1

A function in a package gives me a character, where the original strings are merged together. I need to separate them, in other words I have to find the original elements. Here is an example and what I have tried:

orig<-c("answer1","answer2","answer3")
result<-"answer3answer2"

What I need as an outcome is:

c("answer2","answer3")

I have tried to split() result, but there is no string to base it on, especially that I have no former knowledge of what the answers will be.

I have tried to match() the result to the orig, but I would need to do that with all substrings.

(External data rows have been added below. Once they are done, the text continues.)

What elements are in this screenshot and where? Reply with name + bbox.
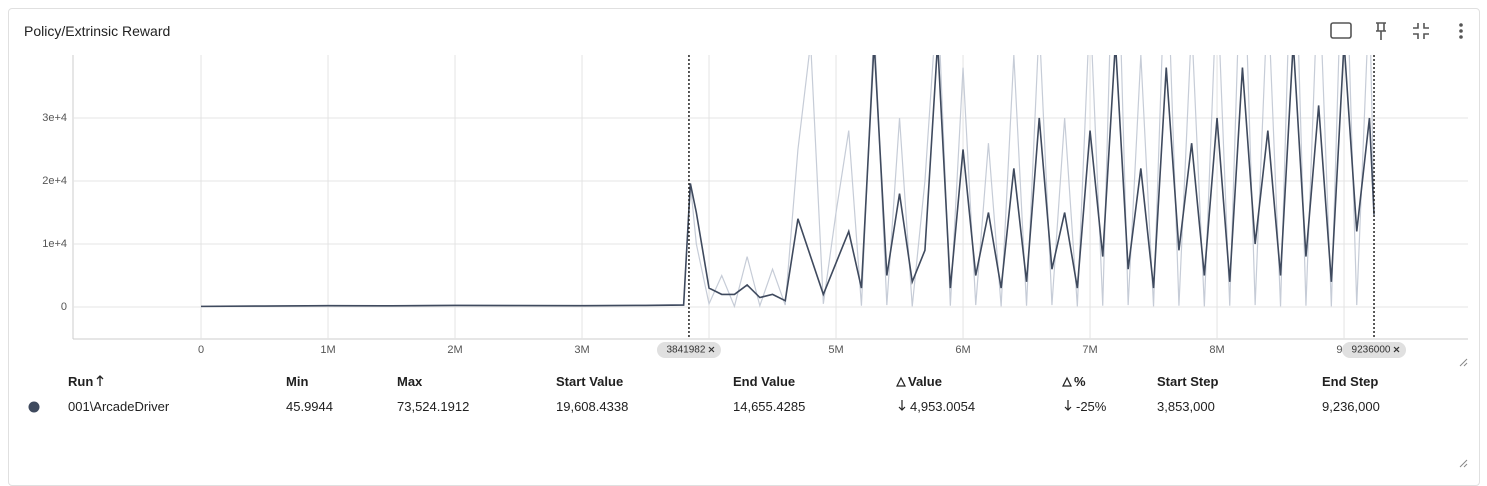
- series-line: [201, 55, 1375, 308]
- x-tick-label: 3M: [574, 344, 589, 356]
- x-tick-label: 0: [198, 344, 204, 356]
- column-header: End Step: [1322, 374, 1379, 389]
- column-header: Run: [68, 374, 94, 389]
- column-header: %: [1074, 374, 1086, 389]
- x-tick-label: 2M: [447, 344, 462, 356]
- x-tick-label: 6M: [955, 344, 970, 356]
- table-cell: 9,236,000: [1322, 399, 1380, 414]
- column-header: Value: [908, 374, 942, 389]
- marker-badge: [1342, 342, 1407, 358]
- y-tick-label: 3e+4: [42, 112, 67, 124]
- down-arrow: [1064, 400, 1072, 411]
- table-cell: 4,953.0054: [910, 399, 976, 414]
- x-tick-label: 7M: [1082, 344, 1097, 356]
- table-cell: 45.9944: [286, 399, 333, 414]
- table-cell: 73,524.1912: [397, 399, 470, 414]
- pin-icon[interactable]: [1376, 22, 1386, 40]
- card-title: Policy/Extrinsic Reward: [24, 23, 171, 39]
- table-cell: 14,655.4285: [733, 399, 806, 414]
- delta-icon: [1062, 376, 1072, 387]
- sort-arrow: [96, 375, 104, 386]
- toolbar: [1330, 22, 1463, 40]
- collapse-icon[interactable]: [1413, 23, 1429, 39]
- column-header: Max: [397, 374, 423, 389]
- y-tick-label: 2e+4: [42, 175, 67, 187]
- run-color-dot: [28, 401, 40, 413]
- table-cell: 3,853,000: [1157, 399, 1215, 414]
- more-icon[interactable]: [1459, 23, 1463, 39]
- marker-label: 9236000: [1352, 345, 1391, 356]
- column-header: Start Value: [556, 374, 624, 389]
- series-line: [201, 55, 1375, 309]
- marker-badge: [656, 342, 721, 358]
- fit-icon[interactable]: [1330, 22, 1352, 39]
- table-cell: -25%: [1076, 399, 1107, 414]
- marker-close: [708, 346, 715, 353]
- plot: [201, 55, 1375, 309]
- x-tick-label: 1M: [320, 344, 335, 356]
- resize-handle: [1459, 358, 1468, 468]
- y-tick-label: 0: [61, 301, 67, 313]
- x-tick-label: 5M: [828, 344, 843, 356]
- x-tick-label: 8M: [1209, 344, 1224, 356]
- marker-label: 3841982: [666, 345, 705, 356]
- table-cell: 19,608.4338: [556, 399, 629, 414]
- y-tick-label: 1e+4: [42, 238, 67, 250]
- column-header: End Value: [733, 374, 796, 389]
- down-arrow: [898, 400, 906, 411]
- column-header: Start Step: [1157, 374, 1219, 389]
- delta-icon: [896, 376, 906, 387]
- marker-close: [1393, 346, 1400, 353]
- column-header: Min: [286, 374, 309, 389]
- table-cell: 001\ArcadeDriver: [68, 399, 170, 414]
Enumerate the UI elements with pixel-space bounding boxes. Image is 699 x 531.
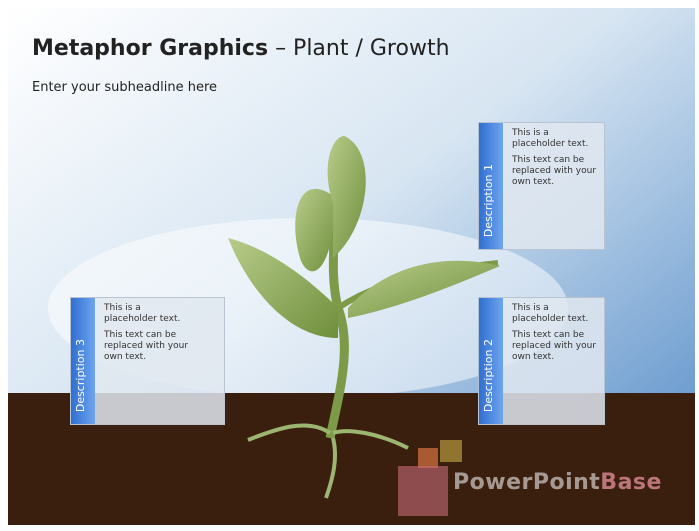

There has to be an easy solution, but I haven't found it.

Sotos
  • 51,121
  • 6
  • 32
  • 66
  • 2
    It's not necessarily a reversible process. For example if your origin set is c("ab", "cde", "abc", "de") then you simply can't know if the string "abcde" was the result of ("ab" and "cde") or ("abc" and "de"). Would you be happy with a solution that lists all four of those as options? If so, I should be able to propose something. (In real world cases this may or may not matter - for lists of single words it certainly *would* matter - this is one reason translation of some ancient languages is difficult because they didn't use spaces!) – Mike S Sep 06 '18 at 13:57
  • Will this do? `unlist(strsplit(result, "(?<=[\\d+])", perl = TRUE))` - Taken from [this answer](https://stackoverflow.com/a/21493089/5635580) – Sotos Sep 06 '18 at 14:00
  • *"I have tried to match() the result to the orig"*: you mean `orig` is available? – Stéphane Laurent Sep 06 '18 at 14:03

2 Answers2

0

What you're describing seems to be exactly string matching, and for your strings, grepl seems to be just the thing, in particular:

FindSubstrings <- function(orig, result){
  orig[sapply(orig, grepl, result)]
}

In more detail: grepl takes a pattern argument and looks whether it occurs in your string (result in our case), and returns a TRUE/FALSE value. We subset the original values by the logical vector - does the value occur in the string?
Possible improvements:

  • fixed=TRUE may be a bright idea, because you don't need the full regex power for simple strings matching
  • some match patterns may contain others, for example, "answer10" contains "answer1"
  • stringi may be faster for such tasks (just rumors floating around, haven't rigorously tested), so you may want to look into it if you do this a lot.
Liudvikas Akelis
  • 1,164
  • 8
  • 15
  • your answer is elegant, and I think in most cases answers will not contain one another for me, but I will go safe and add characters to the input for separation. – kristofkelemen Sep 07 '18 at 04:03
0
index <- gregexpr(paste(orig,collapse='|'),result)[[1]]
starts <- as.numeric(index)
stops <- starts + attributes(index)$match.length - 1 )
substring(result, starts, stops)

This should work for well defined and reversible inputs. Alternatively, is it possible to append some strings to the input of the function, such that it can be easily separated afterwards?

Aaron Hayman
  • 525
  • 3
  • 11